The acute oral toxicity of BS IDCC1101 was investigated using a single-dose acute oral toxicity method. The oral administration of BS IDCC1101 in SD female rats did not cause significant changes in body weight in rats at doses of 300 and 2000 mg/kg B.W. (

Table 11. Body weight changes in rats administered B. subtilis IDCC1101.

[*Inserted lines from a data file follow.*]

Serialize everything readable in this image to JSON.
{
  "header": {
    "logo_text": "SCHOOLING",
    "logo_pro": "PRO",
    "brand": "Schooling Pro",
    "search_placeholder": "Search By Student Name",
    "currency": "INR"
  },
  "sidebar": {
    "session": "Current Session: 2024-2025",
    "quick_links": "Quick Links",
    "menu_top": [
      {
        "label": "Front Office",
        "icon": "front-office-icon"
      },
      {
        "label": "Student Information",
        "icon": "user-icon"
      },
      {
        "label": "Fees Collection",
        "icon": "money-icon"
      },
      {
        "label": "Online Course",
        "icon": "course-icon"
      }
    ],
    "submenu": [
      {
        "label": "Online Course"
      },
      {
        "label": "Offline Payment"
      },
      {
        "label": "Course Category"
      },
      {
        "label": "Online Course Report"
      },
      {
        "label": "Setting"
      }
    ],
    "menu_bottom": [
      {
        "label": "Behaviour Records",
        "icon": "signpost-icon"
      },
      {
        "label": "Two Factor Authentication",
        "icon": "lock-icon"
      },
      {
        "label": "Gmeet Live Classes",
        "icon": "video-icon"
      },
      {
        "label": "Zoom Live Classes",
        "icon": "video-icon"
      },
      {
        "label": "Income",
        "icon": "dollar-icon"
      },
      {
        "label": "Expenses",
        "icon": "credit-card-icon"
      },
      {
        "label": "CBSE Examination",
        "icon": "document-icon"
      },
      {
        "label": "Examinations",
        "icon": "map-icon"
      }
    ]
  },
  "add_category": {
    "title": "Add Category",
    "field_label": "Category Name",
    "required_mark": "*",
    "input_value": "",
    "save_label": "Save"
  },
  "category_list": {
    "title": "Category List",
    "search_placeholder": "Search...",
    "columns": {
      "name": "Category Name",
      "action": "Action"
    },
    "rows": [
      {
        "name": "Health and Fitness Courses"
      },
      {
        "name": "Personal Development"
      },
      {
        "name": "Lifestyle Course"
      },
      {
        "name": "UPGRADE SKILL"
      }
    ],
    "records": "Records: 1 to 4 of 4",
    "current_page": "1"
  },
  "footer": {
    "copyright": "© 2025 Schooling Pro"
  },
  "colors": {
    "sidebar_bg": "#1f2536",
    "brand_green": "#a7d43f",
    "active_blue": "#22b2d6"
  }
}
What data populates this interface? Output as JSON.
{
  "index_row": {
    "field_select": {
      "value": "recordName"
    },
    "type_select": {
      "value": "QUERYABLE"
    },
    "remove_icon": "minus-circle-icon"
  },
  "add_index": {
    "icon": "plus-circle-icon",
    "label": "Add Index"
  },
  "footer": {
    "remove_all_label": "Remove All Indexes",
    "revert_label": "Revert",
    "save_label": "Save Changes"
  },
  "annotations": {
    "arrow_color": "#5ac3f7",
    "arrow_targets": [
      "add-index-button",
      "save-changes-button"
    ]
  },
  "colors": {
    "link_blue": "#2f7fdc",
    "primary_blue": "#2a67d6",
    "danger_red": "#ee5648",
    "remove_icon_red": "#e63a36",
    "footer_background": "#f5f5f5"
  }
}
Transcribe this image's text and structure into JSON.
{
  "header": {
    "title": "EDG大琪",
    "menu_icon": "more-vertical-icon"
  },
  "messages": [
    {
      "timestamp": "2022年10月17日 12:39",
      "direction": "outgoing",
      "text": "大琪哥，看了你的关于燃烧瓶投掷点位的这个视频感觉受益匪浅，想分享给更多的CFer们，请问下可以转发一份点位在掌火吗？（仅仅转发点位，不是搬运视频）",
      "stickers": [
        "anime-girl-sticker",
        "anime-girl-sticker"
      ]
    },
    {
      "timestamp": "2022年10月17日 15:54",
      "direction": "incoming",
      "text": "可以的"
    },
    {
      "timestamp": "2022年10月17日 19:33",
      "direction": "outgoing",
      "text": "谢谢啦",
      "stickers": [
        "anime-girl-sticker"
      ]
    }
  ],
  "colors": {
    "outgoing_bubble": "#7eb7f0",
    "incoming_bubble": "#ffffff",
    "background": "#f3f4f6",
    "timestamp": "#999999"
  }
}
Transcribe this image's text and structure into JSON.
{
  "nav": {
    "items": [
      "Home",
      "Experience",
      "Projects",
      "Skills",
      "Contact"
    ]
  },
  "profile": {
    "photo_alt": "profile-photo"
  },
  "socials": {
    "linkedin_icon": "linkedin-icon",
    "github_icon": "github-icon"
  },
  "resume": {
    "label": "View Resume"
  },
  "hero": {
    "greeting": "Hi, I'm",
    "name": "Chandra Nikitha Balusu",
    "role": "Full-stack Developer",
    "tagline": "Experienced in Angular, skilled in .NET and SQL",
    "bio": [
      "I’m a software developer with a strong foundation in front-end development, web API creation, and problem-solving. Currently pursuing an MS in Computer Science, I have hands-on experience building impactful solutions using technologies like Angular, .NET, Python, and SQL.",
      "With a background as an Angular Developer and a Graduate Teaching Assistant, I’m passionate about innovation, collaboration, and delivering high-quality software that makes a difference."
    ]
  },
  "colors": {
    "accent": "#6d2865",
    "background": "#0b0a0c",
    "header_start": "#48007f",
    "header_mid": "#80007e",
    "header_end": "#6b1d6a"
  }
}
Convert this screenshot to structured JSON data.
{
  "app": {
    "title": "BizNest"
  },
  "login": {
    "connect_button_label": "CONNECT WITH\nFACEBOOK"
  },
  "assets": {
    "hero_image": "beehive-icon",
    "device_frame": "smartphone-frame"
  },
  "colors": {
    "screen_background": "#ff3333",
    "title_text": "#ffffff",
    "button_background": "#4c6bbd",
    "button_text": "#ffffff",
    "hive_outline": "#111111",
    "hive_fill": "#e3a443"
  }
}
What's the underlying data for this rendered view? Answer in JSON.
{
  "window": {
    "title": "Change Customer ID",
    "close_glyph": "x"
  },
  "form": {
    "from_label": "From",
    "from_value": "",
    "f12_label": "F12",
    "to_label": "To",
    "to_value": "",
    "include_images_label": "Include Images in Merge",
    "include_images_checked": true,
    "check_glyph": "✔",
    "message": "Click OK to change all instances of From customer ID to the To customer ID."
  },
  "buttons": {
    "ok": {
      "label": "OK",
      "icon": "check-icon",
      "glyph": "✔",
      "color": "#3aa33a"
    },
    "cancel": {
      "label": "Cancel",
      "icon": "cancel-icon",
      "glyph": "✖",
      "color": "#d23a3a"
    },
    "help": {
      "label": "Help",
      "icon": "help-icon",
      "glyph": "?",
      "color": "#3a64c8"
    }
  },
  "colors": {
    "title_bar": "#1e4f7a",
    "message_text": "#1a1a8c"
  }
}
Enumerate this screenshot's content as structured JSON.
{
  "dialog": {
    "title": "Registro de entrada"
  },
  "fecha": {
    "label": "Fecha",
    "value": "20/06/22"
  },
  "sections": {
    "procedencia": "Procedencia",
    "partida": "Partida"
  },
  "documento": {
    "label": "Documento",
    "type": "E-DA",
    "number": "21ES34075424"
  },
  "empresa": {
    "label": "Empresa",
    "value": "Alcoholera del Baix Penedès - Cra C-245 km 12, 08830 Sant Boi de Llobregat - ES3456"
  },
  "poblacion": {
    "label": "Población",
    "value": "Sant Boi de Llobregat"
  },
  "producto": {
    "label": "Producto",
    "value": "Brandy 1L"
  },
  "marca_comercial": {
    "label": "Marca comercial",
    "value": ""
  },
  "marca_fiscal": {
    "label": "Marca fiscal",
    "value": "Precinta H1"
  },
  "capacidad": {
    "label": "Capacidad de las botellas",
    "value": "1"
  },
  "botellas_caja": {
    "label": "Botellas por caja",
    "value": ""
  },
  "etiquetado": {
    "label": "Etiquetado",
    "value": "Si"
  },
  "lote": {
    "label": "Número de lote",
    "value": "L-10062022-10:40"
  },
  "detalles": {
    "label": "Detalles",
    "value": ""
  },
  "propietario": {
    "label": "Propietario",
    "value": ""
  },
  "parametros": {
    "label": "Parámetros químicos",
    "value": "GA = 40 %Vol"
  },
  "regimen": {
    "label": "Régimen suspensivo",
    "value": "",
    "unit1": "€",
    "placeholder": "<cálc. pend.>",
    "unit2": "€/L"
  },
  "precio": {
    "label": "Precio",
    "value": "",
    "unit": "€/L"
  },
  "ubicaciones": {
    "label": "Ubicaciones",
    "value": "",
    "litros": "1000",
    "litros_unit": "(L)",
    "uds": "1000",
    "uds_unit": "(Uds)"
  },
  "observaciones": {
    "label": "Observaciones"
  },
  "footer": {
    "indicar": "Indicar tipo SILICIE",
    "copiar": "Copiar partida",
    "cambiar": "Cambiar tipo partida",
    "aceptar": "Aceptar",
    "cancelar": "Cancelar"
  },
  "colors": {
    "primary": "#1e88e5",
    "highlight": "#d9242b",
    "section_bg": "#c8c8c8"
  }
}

Group	Dose (g/kg BW 1)	Day after Administration
		0	1	3	7	14
9 weeks old	300	216.2 ± 9.0	240.3 ± 8.9	251.3 ± 13.7	257.1 ± 16.2	269.7 ± 16.1
	2000	205.5 ± 4.2	232.6 ± 2.7	237.3 ± 2.6	246.5 ± 4.3	254.2 ± 7.1
10 weeks old	300	231.8 ± 9.6	257.5 ± 13.8	254.6 ± 14.3	261.2 ± 16.8	266.6 ± 12.1
	2000	220.4 ± 3.9	246.0 ± 4.2	256.2 ± 6.4	263.7 ± 4.3	266.2 ± 6.1

¹ BW, body weight.

). Furthermore, all rats had no mortality, gross pathological changes, or abnormal necropsy findings for 14 consecutive days (Tables S3 and S4). These results indicate that BS IDCC1101 did not negatively affect the health of the rats. The acute oral toxicity evaluation of other B. Subtilis strains, including B. subtilis MB40 in rats [64], B. subtilis natto in pigs and rabbits [13], and B. subtilis VKPM B2335 in BALB/c mice [61], showed similar non-toxic findings (Table S2). Therefore, it can be concluded that BS IDCC1101 does not exhibit toxicity in rats.

4. Conclusions

The safety of BS IDCC1101 was evaluated via both genomic and phenotypic techniques. The in silico investigation of the BS IDCC1101 genome and cell cytotoxicity analysis revealed that BS IDCC1101 did not exhibit any substantial safety concerns, such as toxicity toward humans and transfer of antibiotic resistance or damage to gut microbiota. In addition, phenotypic analyses indicated that the strain did not produce toxic substances. Furthermore, BS IDCC1101 exhibited broader enzyme activity and carbohydrate utilization without posing safety concerns. BS IDCC1101 did not demonstrate acute oral toxicity in female rats. Based on these findings and the long history of safe consumption of B. subtilis in traditional fermented soybean foods, we can conclude that BS IDCC1101 is potentially safe. Thus, it is concluded that BS IDCC1101 meets the requirements of the Food and Agriculture Organization (FAO) and World Health Organization (WHO) guidelines. A clinical trial of human tolerability will be conducted to support the safe use of BS IDCC1101 for industrial applications.